Interesting in Broomfield, which is a suburban Denver location that's really about halfway between Denver and Boulder, and this is a market that we had targeted 1.5 years ago and we decided to try something new in that market, which is, essentially incubate the team that's opening in Broomfield in an existing location, which in this case was Boulder. And that has turned out to be a really nice success for us because we've built a nice business in Broomfield, and we haven't even finished our tenant improvement in our space in Broomfield yet.
So the shop is up and running. The team's working nicely. We're building a nice revenue base for them, and they haven't even moved into their permanent space yet. So 2 really interesting success stories that we'll be able to build on with new locations, hopefully into 2021.
Ross Haberman - Principal
And just sorry, one final technical question. The gain on the sale this quarter from the LA asset management transaction, that $3 million to $3.3 million, is that a pretax or a post-tax number?
Scott C. Wylie - Chairman, CEO & President
Yes. So Julie, you want to address the mechanics of that?
Julie A. Courkamp - CFO & Treasurer
Sure. So that's going to just come out of our held-for-sale asset, which is effectively in our goodwill balances. So TCE just comes down by $3 million to $3.3 million. And that will occur in the fourth quarter when we close on that transaction.
Scott C. Wylie - Chairman, CEO & President
So it doesn't run through the income statement, Ross. It runs through the balance sheet. And the big benefit there is additional TCE.
Ross Haberman - Principal
So it's an additional $3 million to $3.3 million added to the shareholders' equity without any tax implications, you're saying?

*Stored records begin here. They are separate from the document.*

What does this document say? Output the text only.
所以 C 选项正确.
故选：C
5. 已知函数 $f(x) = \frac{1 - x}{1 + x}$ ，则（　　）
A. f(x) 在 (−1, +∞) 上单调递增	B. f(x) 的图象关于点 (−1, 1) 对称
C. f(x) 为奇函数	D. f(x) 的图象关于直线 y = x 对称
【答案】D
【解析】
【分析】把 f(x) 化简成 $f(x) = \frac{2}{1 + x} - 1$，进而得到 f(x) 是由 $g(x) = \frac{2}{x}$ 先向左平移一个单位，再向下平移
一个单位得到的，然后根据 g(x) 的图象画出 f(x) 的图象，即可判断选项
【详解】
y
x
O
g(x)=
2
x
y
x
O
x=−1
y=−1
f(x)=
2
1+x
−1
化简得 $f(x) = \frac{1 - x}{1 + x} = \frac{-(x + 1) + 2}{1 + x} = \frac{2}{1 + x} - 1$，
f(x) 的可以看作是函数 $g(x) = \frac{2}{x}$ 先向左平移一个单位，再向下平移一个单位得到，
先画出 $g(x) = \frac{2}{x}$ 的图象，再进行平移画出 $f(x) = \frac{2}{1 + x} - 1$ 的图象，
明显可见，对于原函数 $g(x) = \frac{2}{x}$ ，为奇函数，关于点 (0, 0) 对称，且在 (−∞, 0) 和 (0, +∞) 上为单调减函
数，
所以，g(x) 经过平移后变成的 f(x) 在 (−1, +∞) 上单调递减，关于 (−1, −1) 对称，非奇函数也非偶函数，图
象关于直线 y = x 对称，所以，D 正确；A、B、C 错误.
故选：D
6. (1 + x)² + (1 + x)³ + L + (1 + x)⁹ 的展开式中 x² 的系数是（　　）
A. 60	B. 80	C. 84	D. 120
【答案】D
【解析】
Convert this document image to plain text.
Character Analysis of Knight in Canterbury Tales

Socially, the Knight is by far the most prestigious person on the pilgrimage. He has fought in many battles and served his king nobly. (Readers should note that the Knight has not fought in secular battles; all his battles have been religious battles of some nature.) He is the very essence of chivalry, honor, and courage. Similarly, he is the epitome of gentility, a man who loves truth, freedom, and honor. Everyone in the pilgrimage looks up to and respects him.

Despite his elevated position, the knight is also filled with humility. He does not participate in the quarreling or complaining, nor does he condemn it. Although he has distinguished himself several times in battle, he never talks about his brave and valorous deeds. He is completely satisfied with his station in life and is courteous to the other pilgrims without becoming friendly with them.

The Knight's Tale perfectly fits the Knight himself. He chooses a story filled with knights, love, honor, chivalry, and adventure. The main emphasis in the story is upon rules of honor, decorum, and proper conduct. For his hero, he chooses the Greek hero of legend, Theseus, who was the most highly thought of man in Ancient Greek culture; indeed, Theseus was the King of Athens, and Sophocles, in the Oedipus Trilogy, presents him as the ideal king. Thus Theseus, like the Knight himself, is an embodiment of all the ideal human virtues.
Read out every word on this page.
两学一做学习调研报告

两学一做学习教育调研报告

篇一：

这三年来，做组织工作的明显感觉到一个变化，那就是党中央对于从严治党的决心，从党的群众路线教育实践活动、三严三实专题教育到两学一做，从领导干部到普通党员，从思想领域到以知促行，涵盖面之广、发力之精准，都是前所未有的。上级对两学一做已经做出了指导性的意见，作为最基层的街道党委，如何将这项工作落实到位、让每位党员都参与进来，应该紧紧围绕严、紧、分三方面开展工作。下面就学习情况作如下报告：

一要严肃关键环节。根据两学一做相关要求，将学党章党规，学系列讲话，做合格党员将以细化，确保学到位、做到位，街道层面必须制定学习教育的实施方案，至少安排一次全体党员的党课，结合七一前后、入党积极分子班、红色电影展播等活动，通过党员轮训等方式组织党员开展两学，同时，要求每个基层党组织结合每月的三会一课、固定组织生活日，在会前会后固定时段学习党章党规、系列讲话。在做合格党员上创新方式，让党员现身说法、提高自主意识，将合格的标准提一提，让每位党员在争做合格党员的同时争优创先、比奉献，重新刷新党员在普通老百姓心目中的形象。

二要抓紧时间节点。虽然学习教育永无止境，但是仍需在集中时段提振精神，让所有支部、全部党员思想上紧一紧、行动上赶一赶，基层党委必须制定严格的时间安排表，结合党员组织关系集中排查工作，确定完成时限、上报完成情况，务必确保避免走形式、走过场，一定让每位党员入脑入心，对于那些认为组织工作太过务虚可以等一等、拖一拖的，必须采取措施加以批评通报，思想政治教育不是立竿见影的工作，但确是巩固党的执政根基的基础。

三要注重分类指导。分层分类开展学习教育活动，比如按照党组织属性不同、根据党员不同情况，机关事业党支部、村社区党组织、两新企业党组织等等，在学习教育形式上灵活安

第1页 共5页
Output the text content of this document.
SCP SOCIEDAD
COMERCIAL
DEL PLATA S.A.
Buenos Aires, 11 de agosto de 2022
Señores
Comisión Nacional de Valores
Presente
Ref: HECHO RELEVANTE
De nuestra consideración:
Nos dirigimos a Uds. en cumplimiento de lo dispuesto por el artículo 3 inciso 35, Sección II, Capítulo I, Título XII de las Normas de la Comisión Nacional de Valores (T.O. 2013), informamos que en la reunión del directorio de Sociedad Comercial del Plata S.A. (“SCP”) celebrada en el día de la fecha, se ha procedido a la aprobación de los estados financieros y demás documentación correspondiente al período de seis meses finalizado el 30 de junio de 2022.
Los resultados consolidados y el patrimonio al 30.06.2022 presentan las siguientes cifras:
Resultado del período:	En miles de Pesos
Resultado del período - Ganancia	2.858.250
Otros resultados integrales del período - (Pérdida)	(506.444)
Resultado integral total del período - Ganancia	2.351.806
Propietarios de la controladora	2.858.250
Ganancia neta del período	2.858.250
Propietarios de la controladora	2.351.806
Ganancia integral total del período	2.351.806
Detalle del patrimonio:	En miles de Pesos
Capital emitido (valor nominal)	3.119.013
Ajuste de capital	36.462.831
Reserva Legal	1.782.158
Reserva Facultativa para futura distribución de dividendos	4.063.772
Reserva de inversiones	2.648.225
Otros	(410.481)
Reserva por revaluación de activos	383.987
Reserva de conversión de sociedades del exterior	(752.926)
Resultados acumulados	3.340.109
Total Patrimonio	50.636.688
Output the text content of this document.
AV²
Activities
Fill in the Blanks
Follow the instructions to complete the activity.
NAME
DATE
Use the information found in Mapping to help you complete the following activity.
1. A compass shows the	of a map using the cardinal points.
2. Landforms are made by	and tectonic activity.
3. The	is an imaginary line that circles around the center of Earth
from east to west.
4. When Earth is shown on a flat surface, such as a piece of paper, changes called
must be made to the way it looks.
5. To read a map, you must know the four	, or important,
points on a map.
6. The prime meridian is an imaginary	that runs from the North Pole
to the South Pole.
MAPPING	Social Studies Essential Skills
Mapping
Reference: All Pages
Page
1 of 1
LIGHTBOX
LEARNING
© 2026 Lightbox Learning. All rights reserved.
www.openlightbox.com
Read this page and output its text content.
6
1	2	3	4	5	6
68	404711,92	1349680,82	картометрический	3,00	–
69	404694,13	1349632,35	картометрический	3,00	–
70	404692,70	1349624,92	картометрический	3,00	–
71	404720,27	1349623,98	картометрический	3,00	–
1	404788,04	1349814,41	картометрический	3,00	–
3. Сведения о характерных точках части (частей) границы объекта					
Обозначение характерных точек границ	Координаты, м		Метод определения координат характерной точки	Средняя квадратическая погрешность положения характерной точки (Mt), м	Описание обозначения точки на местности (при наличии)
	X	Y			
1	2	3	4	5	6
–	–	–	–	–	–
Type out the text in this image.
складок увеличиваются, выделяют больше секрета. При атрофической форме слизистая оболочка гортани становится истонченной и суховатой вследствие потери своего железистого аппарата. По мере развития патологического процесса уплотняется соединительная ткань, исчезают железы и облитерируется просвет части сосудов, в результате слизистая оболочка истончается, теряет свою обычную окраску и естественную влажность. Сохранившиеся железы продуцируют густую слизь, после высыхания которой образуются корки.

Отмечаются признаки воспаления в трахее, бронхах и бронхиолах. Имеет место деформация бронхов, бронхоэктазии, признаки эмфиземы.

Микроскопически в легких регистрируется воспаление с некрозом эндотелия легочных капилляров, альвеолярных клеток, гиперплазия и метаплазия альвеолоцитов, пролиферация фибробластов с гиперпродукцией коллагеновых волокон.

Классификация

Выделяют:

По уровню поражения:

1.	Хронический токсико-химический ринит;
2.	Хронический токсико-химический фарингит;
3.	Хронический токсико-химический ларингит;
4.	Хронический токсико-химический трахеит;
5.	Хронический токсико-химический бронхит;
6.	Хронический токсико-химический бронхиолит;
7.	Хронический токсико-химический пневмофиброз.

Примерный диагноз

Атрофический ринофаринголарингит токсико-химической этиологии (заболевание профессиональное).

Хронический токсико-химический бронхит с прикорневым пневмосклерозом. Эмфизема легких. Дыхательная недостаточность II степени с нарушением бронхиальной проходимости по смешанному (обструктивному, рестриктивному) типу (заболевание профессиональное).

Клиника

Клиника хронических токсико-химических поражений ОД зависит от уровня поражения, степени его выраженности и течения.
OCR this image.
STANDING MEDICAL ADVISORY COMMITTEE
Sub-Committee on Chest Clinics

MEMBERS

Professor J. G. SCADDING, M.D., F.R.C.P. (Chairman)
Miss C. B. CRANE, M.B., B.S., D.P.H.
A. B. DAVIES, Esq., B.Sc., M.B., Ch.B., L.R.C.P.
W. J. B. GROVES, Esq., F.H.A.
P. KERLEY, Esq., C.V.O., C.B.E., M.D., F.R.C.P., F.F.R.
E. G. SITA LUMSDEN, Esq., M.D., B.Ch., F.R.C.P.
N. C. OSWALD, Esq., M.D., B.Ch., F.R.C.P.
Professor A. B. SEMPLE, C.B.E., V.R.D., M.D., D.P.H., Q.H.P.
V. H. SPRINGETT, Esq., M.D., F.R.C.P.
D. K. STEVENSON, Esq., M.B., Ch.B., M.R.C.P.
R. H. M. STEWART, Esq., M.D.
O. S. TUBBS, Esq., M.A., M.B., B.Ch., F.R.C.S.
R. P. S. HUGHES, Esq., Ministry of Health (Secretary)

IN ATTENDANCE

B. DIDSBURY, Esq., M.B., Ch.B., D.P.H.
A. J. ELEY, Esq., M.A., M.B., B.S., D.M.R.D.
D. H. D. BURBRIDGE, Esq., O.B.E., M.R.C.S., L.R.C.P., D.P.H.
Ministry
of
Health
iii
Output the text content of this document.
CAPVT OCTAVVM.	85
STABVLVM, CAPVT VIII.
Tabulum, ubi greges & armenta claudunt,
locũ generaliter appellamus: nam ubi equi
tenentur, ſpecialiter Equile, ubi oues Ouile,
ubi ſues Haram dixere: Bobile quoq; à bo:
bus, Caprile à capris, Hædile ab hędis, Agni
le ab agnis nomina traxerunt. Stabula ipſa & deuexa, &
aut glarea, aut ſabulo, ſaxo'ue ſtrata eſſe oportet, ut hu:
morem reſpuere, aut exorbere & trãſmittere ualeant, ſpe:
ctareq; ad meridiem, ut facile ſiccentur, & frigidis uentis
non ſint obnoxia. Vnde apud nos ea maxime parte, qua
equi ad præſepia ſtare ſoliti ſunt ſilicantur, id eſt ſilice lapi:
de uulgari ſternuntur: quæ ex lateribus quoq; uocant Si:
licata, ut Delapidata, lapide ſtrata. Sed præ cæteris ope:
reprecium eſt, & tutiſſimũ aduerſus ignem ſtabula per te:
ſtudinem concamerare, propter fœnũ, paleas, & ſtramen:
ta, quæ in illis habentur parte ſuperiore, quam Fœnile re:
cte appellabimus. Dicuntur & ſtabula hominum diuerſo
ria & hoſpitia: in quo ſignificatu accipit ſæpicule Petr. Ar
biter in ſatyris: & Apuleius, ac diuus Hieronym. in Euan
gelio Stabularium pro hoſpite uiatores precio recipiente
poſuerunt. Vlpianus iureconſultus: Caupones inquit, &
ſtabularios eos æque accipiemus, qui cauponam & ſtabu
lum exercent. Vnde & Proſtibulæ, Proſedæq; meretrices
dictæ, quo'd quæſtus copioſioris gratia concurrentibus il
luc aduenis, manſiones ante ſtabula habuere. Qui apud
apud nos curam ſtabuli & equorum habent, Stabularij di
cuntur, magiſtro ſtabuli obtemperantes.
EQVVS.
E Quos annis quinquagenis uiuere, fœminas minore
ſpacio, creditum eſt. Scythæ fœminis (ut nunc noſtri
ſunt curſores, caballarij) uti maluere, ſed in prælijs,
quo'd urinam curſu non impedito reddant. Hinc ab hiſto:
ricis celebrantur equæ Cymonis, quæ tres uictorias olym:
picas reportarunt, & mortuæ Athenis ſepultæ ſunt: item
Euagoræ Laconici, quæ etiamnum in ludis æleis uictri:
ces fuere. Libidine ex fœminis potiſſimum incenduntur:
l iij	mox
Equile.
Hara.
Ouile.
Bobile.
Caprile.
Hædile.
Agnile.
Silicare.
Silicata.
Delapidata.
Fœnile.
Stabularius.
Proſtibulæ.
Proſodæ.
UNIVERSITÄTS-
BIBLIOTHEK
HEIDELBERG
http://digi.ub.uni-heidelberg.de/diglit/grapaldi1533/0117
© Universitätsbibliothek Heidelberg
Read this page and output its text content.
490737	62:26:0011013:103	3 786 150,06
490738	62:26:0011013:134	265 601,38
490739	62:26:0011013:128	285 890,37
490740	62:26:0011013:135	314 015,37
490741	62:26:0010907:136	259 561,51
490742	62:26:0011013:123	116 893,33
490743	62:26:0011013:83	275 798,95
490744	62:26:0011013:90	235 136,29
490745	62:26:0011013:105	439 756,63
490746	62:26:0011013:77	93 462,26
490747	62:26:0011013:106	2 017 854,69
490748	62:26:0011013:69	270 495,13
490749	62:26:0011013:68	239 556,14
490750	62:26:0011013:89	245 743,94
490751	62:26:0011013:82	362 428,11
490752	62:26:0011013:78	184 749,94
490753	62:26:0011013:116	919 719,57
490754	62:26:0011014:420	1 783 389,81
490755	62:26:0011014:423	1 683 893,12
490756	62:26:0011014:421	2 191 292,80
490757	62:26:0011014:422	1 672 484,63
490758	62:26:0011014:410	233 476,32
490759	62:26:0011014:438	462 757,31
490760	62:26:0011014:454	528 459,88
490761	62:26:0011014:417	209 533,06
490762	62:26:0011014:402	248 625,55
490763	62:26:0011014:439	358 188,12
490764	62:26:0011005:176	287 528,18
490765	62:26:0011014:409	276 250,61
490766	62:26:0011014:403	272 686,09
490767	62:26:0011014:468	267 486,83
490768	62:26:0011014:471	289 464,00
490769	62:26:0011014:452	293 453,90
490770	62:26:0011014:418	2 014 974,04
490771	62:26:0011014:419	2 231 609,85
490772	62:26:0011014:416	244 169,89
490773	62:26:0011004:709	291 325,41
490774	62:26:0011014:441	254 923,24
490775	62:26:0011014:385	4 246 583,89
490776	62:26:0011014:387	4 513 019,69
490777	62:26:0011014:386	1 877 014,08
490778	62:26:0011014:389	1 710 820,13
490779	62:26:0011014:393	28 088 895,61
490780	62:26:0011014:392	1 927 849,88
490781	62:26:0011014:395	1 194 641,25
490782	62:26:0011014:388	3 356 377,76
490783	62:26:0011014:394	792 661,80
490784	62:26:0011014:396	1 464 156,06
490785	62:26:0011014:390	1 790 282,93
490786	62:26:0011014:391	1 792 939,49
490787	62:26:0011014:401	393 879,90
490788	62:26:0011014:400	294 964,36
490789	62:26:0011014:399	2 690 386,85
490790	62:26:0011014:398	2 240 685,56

Scott C. Wylie - Chairman, CEO & President
Correct.
Operator
Ladies and gentlemen, I'm not showing any further questions at this time. I would now like to turn the conference back to management for any closing remarks.
Scott C. Wylie - Chairman, CEO & President
Sure. Thank you, Sydney.
I just would like to thank everybody for joining us on the call today. We sure appreciate all the support. And look forward to speaking with you again next quarter, if not before. Thanks, everybody, stay safe.
Operator
Ladies and gentlemen, this concludes today's conference call. Thank you for your participation. You may now disconnect. Everybody, have a good day.